N’ayant pas de traduction simultanée, en écoutant chanter Wang Xin-Xin, j’imagine Dame Tse Yeh sous la dynastie Tsin :
Le savez-vous
que vous et moi
sommes deux branches
d’un seul arbre,
que votre joie
sourit en moi,
que vos chagrins
pleurent en moi ?
Ou Li Po sous les Tang :
Les pointes de bambou percent le brouillard
Une cascade de cristal s’accroche au sommet d’émeraude.
Personne n’a su me dire où se trouve l’Ermite.
Je m’appuie aux pins, un peu mélancolique.
Et je retrouve l’espace d’un concert le printemps sur une rivière au clair de lune.
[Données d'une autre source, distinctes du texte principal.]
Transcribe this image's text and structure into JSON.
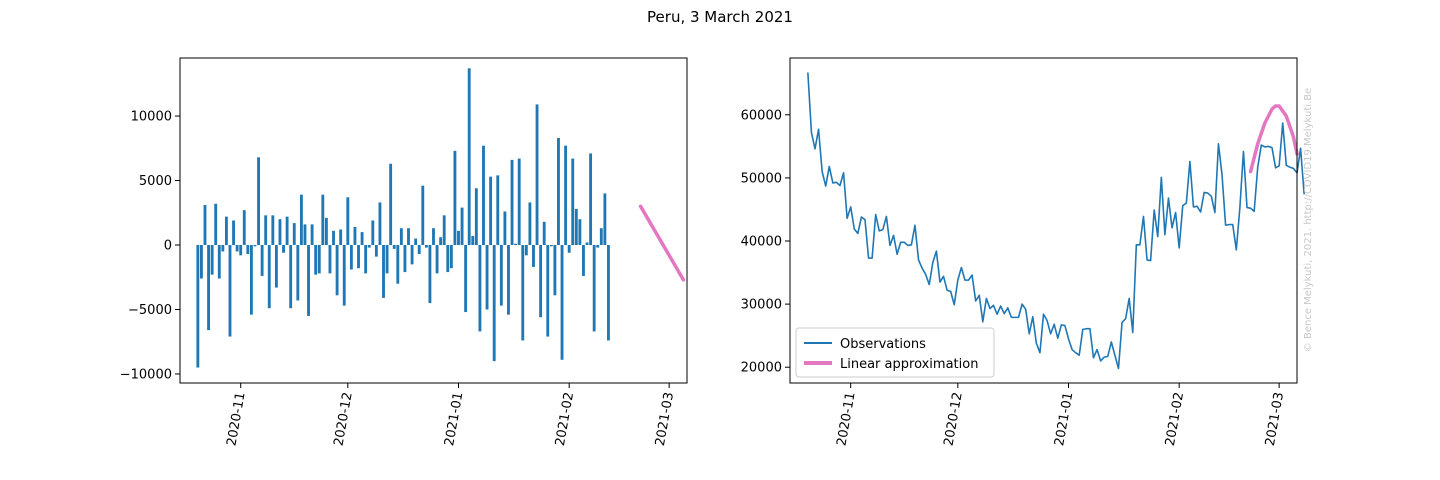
{
  "figure": {
    "title": "Peru, 3 March 2021",
    "watermark": "© Bence Melykuti, 2021. http://COVID19.Melykuti.Be"
  },
  "colors": {
    "observations": "#1f77b4",
    "approximation": "#e377c2"
  },
  "chart_data": [
    {
      "type": "bar",
      "title": "",
      "xlabel": "",
      "ylabel": "",
      "x_range": [
        "2020-10-15",
        "2021-03-06"
      ],
      "ylim": [
        -10700,
        14500
      ],
      "yticks": [
        -10000,
        -5000,
        0,
        5000,
        10000
      ],
      "ytick_labels": [
        "−10000",
        "−5000",
        "0",
        "5000",
        "10000"
      ],
      "xticks": [
        "2020-11-01",
        "2020-12-01",
        "2021-01-01",
        "2021-02-01",
        "2021-03-01"
      ],
      "xtick_labels": [
        "2020-11",
        "2020-12",
        "2021-01",
        "2021-02",
        "2021-03"
      ],
      "bars": {
        "start_date": "2020-10-20",
        "series_name": "",
        "values": [
          -9500,
          -2600,
          3100,
          -6600,
          -2300,
          3200,
          -2600,
          -500,
          2200,
          -7100,
          1900,
          -500,
          -800,
          2700,
          -700,
          -5400,
          -100,
          6800,
          -2400,
          2300,
          -4900,
          2300,
          -3300,
          2000,
          -600,
          2200,
          -4900,
          1700,
          -4300,
          3900,
          1600,
          -5500,
          1600,
          -2300,
          -2200,
          3900,
          2100,
          -2200,
          1100,
          -3900,
          1200,
          -4700,
          3700,
          -1900,
          1400,
          -1800,
          1000,
          -2200,
          -200,
          1900,
          -900,
          3300,
          -4100,
          -2200,
          6300,
          -300,
          -3000,
          1300,
          -2100,
          1300,
          -1500,
          500,
          -700,
          4600,
          -200,
          -4500,
          1300,
          -2200,
          600,
          2300,
          -2100,
          -1800,
          7300,
          1100,
          2900,
          -5200,
          13700,
          700,
          4400,
          -6700,
          7700,
          -5000,
          5300,
          -9000,
          5400,
          -4700,
          2600,
          -5400,
          6600,
          100,
          6700,
          -7400,
          -800,
          3300,
          -1700,
          10900,
          -5600,
          1800,
          -7100,
          -100,
          -3900,
          8300,
          -8900,
          7700,
          -600,
          6700,
          2800,
          2000,
          -2400,
          200,
          7100,
          -6700,
          -200,
          1300,
          4000,
          -7400
        ]
      },
      "approximation": {
        "series_name": "",
        "points": [
          [
            "2021-02-21",
            3000
          ],
          [
            "2021-03-05",
            -2700
          ]
        ]
      }
    },
    {
      "type": "line",
      "title": "",
      "xlabel": "",
      "ylabel": "",
      "x_range": [
        "2020-10-15",
        "2021-03-06"
      ],
      "ylim": [
        17500,
        69000
      ],
      "yticks": [
        20000,
        30000,
        40000,
        50000,
        60000
      ],
      "ytick_labels": [
        "20000",
        "30000",
        "40000",
        "50000",
        "60000"
      ],
      "xticks": [
        "2020-11-01",
        "2020-12-01",
        "2021-01-01",
        "2021-02-01",
        "2021-03-01"
      ],
      "xtick_labels": [
        "2020-11",
        "2020-12",
        "2021-01",
        "2021-02",
        "2021-03"
      ],
      "legend": {
        "position": "lower-left",
        "entries": [
          "Observations",
          "Linear approximation"
        ]
      },
      "observations": {
        "name": "Observations",
        "start_date": "2020-10-20",
        "values": [
          66700,
          57200,
          54600,
          57700,
          51000,
          48700,
          51800,
          49200,
          49300,
          48800,
          50800,
          43600,
          45400,
          41900,
          41200,
          43800,
          43400,
          37300,
          37300,
          44200,
          41600,
          41800,
          43900,
          39300,
          40900,
          37900,
          39800,
          39800,
          39300,
          39400,
          42500,
          37000,
          35700,
          34700,
          33100,
          36600,
          38400,
          33500,
          34400,
          32200,
          32000,
          29900,
          33800,
          35800,
          33800,
          33800,
          34600,
          30500,
          31400,
          27200,
          30900,
          29300,
          29800,
          28400,
          29700,
          28500,
          29400,
          27900,
          27900,
          27900,
          30000,
          29200,
          25300,
          28000,
          23800,
          22300,
          28400,
          27400,
          25300,
          26800,
          24600,
          26700,
          26600,
          24500,
          22800,
          22300,
          21900,
          26000,
          26100,
          26100,
          21500,
          22800,
          21000,
          21600,
          21700,
          24000,
          21900,
          19800,
          27100,
          27700,
          30900,
          25500,
          39400,
          39400,
          43900,
          37000,
          36900,
          44900,
          40700,
          50100,
          41000,
          46800,
          42100,
          44500,
          38900,
          45600,
          46000,
          52600,
          45400,
          45500,
          44600,
          47700,
          47600,
          47100,
          44500,
          55400,
          50500,
          42500,
          42600,
          42600,
          38600,
          45300,
          54200,
          45300,
          45200,
          44700,
          51700,
          55200,
          54900,
          55000,
          54800,
          51600,
          51900,
          58700,
          52000,
          51700,
          51500,
          50800,
          54700,
          47400
        ]
      },
      "approximation": {
        "name": "Linear approximation",
        "points": [
          [
            "2021-02-21",
            51000
          ],
          [
            "2021-02-23",
            55400
          ],
          [
            "2021-02-25",
            58700
          ],
          [
            "2021-02-27",
            60900
          ],
          [
            "2021-02-28",
            61400
          ],
          [
            "2021-03-01",
            61400
          ],
          [
            "2021-03-03",
            59800
          ],
          [
            "2021-03-05",
            56500
          ],
          [
            "2021-03-06",
            53800
          ]
        ]
      }
    }
  ]
}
Le rituel asiatique ajoute à la solennité des interprétations et même les costumes chatoyants des musiciennes sont un régal pour les yeux.
Sous le charme, je ne m’étonne plus de voir comment des musiciens d’horizons si éloignés peuvent dialoguer sur des thèmes écrits, le Concerto pour flûte de Vivaldi ou sa Follia rencontrant la Fantaisie ou l’Embuscade de compositeurs chinois.
Seule fausse note, une vidéo aux prétentions contemporaines phagocyte la musique, provoquant même parfois une gène inopportune dans l’ambiance sereine distillée par celle-ci.
Sur le final, on apprécie de retrouver les harmonies baroques avec les musiciens au complet qui reçoivent de longs applaudissements bien mérités et nous quittent sur une belle image : celle de femmes et d’hommes aux costumes, aux us et coutumes bien différents, unis par une même sensibilité et par une même volonté de nous la faire partager.
Dehors il ne neigeait plus,
Mais que sont les flocons sinon des fleurs
Et par-delà les nuages le printemps.